In conclusion, this trial seems to suggest some important data. First, glycyrrhetinic acid (or even licorice extract containing glycyrrhetinic acid or the glycyrrhetinic acid prodrug) can enhance the results obtained using proton pump inhibitor therapy without risking hypertension simply by using very low doses in a pharmaceutical formulation (alginate matrix) that allows the active ingredient to remain in direct contact with the gastric mucosa for 2–3 hours. Such low doses are required to avoid the sodium retention problem with the consequences of increased blood pressure and weight gain. Second, consistent with recent papers describing the cytoprotective role played by anthocyanosides, this trial seems to confirm the results obtained in animal studies since the 1980s.

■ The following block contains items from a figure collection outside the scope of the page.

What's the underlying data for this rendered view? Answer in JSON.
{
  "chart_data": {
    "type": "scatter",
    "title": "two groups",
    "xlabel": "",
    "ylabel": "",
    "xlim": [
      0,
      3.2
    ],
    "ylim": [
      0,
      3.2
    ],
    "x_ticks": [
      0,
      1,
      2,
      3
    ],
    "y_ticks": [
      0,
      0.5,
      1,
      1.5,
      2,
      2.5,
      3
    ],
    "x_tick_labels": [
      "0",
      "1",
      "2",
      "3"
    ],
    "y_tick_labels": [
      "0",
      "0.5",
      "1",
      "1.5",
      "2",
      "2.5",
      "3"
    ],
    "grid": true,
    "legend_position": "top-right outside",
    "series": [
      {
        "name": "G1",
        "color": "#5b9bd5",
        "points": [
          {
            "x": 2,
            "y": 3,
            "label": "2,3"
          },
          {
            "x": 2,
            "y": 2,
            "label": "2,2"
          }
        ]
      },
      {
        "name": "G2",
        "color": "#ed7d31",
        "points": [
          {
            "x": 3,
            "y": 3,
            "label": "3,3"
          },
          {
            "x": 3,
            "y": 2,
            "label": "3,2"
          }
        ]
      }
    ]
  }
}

Our pilot study has some limitations, in particular its open-label nature. Although patients were randomized to different arms, they were aware of the treatment arm they had been allocated to. This may have created some bias, especially if these patients had been previously treated with products similar to those they were assigned to. Further, given the lack of dose-response observed in many proton pump inhibitor studies treating patients with NERD, the results of the current study appear quite remarkable, particularly if we consider that all patients were already treated with both a proton pump inhibitor twice daily and alginic acid twice daily. Moreover, from a scientific standpoint, the study does not clarify if the benefits are mainly due to the presence of glycyrrhetinic acid or to bilberry anthocyanosides, or both. An experimental rat model of mild gastric ulcers induced by low doses of indomethacin is under way in an attempt to answer this question. The study sample size was also relatively small, and further investigations in a larger number of patients are necessary to corroborate our data. Finally, our study duration was short and did not evaluate a possible on-demand approach in terms of use of pantoprazole during the second 4 weeks of the study, where the only treatment possible was alginate with or without glycyrrhetinic acid + anthocyanosides.